It saves me from the implementation details, this way I don't need to wear another engineer/sysadmin hat. I think the website content is more important than the SSL implementation!
Indeed! It's how security should work, and should be the default dual-goal of any piece of security software: provide as much security as possible to as many people as possible.
Having people do things without understanding what exactly they are doing is a good way to create a website with a very good ssl certificate and their private key available on the website itself… or similar issues.
Downside existed before Let's Encrypt, it just got amplified with it.
General public does not differentiate between the SSL certificate validation level.
Let's Encrypt provides domain validation certificates, which only validates that one owns the domain in question.
There is another level - Organization Validation SSL certificates, which involves manual checking that this is the legal entity it claims to be. I would expect the financial institutions to use this kind of certificates to avoid phishing, but sadly I've seen some of them use Let's Encrypt.
Browsers don't differentiate between the SSL certificate validation level. Because it has been shown that the higher validation levels aren't actually significantly more secure, so the distinction is pointless.

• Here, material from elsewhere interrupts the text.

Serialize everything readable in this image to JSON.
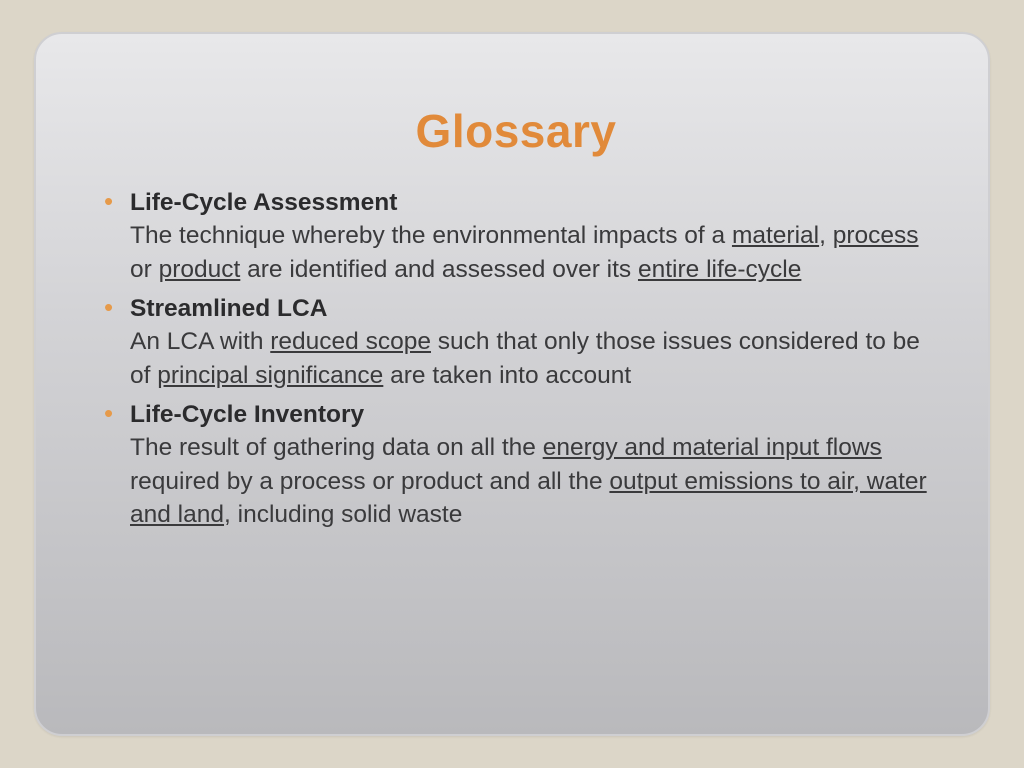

I don't think this is an issue with LE or the implementation. Maybe we need different policies for such organizations, but this is for sure not a LE issue
As someone that supports Let's Encrypt's efforts and playing devil's advocate, I imagine a downside is that the bar is lowered and nefarious websites can easily get SSL-equipped channels compared to the high paywall of prior.
Commercial CAs verify exactly two things: Administrative control over a domain name and a working credit card number.
Let’s Encrypt only gets rid of the latter, and given that fraudsters able to spoof the former can probably spare the $10 for the latter, I‘d argue that this is a good thing.
Before Let's Encrypt there were all kinds of bullshit CAs that would distribute secure sites "seals", and lie all over the internet on how those meant anything.
All of that noise is gone now. That makes the internet much safer.
My guess is a misunderstanding of how easy it is to get a credit card to make a payment. This hasn't gotten any easier, so there truly is no downside at this point, unless people automatically think a SSL means a site is trustworthy. I think that's just education, and is likely to come into public consciousness the longer secure sites are pushed as the default.
It meant a paper trail via CC payments (though fraudsters were likely to use stolen CCs, and they probably needed a CC to buy the domain name in the first place). But yeah it's basically not fundamentally different.
Ok I get not wanting to pick on the guy, but is that really reasonable? Engineering is about solving problems by designing/implementing systems. The more you know about the system(s) you're working with, the better the solutions you can build. Even if you're "just" working at a high level and maximally specialized to a single niche, not knowing how the underlying parts work will really limit you.
Pick the brain of any accomplished engineer, and you'll quickly see that the technical knowledge they use to write code on a day to day basis is only the tip of the iceberg.
It's not reasonable to expect everyone to know everything all the time, but I don't agree people should be aspiring to just know the bare minimum either. Mediocrity is like gravity: if you don't (at least occasionally) aim higher, your trajectory will be lower than you want.
Or maybe we should just avoid judging people based on what they do and don't think is worth their time learning, especially when all we know about them is a previous job title and a short message on an internet message board?
I mean, c'mon, it takes quite a bit of arrogance to condemn someone for some little facet of their life when you know next to nothing about them.
Right obviously very few people will be deep experts on the nitty gritty details of any particular thing, but it's weird to work with computers and not have a broad high-level understanding of something as crucial as TLS and PKI.
I think there are a lot of perfectly good programmers who work at the level of the web stack, but couldn't set up a web server with TLS to save their life. There's nothing wrong with that, and suggesting that there is, is just a form of technology elitism and gatekeeping.
This isn't about being able to. I've love to setup machine learning but lack the understanding. It's about taking pride in not having to learn.. taking pride in not having to understand how things work.
Technology shouldn't be a blackbox and shouldn't be celebrated as such.